There was apparently a kind of tradition that persons with mental illnesses or problems or whatever were simply kept at home, out of the way as much as possible, but not really treated, in part because admission of a mental illness was considered a "blight" on the family's reputation.
Although I was not a native of the area, my husband is, and he still tells stories of being harassed at school or just encountering in public some of the people who probably should have been in some kind of treatment but instead were kept at home. In some cases, these people were tragically abused -- locked in attics, etc. -- and in other cases they were a true danger to themselves and others. In one case that I had personal experience of, an adult male whom I can only describe as developmentally disabled routinely lost his temper and assaulted his caretaker father, who not too infrequently ended up in the hospital, while other family members were recruited to care for the son. Although the other family members recommended that the son be at least evaluated, the father adamantly refused. It would "stain" the family name.
In another case with which I had personal experience, a neighbor family ("neighbor" meaning they lived a mile down our country road from our house) had a son who was developmentally disabled and probably had other problems as well. Although he had gone through the public school system as far as he was able, at sixteen he was just kept at home. when the other family members were present, he was taken care of, watched, and controlled. When they weren't -- work, school, etc. -- he was on his own. When he got bored with television, he would often leave the house and go exploring, entering the other houses on our road and just randomly going through them. He was never destructive, just messed things up. No one ever told me about it, so I was stunned when I came home from work one afternoon and found that the house -- hubby and I were living with his parents at the time -- had been invaded.

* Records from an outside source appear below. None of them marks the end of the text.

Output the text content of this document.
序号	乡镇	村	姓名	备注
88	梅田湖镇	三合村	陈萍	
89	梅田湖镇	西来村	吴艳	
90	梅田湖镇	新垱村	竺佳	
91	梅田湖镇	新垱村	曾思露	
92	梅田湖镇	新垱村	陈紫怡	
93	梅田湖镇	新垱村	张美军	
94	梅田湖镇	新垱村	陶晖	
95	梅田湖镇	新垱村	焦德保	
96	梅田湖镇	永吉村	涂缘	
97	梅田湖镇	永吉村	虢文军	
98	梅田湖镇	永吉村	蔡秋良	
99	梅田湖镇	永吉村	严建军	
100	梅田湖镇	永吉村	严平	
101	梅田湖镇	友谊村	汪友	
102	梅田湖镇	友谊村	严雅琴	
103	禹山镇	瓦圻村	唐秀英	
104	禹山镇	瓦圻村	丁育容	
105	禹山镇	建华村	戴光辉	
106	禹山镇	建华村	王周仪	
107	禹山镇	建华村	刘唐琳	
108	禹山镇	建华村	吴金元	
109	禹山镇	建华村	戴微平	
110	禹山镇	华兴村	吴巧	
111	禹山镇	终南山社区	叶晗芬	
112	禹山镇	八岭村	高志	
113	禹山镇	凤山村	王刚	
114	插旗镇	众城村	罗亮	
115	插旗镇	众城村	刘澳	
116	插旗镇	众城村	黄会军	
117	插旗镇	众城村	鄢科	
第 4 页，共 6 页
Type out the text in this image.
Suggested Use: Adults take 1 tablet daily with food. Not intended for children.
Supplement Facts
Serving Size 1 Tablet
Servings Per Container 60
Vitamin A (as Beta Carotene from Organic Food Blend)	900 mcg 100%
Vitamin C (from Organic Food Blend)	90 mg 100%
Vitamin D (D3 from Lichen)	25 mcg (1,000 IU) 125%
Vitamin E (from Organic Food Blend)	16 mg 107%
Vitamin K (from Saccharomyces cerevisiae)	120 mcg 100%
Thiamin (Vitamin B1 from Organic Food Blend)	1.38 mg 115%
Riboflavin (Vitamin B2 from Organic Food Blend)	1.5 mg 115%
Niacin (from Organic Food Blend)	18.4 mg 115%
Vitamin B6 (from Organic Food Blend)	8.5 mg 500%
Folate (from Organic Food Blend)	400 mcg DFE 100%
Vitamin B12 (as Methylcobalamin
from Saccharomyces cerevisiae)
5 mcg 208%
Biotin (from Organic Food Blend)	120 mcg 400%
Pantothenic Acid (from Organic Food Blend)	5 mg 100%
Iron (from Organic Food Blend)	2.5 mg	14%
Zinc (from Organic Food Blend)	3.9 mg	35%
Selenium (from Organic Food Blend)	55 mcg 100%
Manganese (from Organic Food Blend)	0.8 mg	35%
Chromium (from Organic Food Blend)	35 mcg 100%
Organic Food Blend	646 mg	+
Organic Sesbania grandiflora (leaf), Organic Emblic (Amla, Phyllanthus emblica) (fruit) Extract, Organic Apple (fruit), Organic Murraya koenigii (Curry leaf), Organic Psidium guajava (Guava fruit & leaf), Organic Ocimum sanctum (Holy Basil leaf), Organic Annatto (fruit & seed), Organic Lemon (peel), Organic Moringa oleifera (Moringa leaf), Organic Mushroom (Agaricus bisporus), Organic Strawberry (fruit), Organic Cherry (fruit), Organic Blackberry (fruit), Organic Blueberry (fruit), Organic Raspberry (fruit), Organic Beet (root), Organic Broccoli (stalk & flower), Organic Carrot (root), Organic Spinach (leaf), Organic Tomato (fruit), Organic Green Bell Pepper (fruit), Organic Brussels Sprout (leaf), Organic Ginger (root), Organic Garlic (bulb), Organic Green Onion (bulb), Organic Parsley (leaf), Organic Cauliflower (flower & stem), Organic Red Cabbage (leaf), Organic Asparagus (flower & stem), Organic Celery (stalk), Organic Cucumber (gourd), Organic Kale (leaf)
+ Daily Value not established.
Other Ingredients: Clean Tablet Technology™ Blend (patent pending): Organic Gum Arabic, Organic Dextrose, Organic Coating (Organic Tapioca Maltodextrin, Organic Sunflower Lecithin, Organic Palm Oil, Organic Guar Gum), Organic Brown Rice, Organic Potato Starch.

When the situation was explained to me, I kind of exploded. "My God, what if I had come home and he was still in the house!" He was a very large individual, and I was not. But the response was just that oh, well, everyone was sure he wasn't dangerous, and anyway everyone was just "used" to him. No doors were locked, ever, because if they were, he'd just break a window or whatever to get in. In other words, even other families in the area accommodated him, without ever considering possible risks to him or to themselves, rather than address the problem. That his illness was a danger to himself was evident in the fact that on the day he entered our house, the temperature was below zero, and he had been seen walking down the road in jeans, a tee-shirt, and worn sneakers -- no coat. My in-laws house was over a mile from his.
Anyway, I could go on with the instances that I later experienced there that really confirmed to me the PhD candidate's thesis of more people being untreated and kept at home in this area of the country than any other. Although that four-county area is at the eastern corner of the state over by Ohio, and Hammond is in the northwestern corner by Chicago, I suspect many of the same "traditions" may have played a part.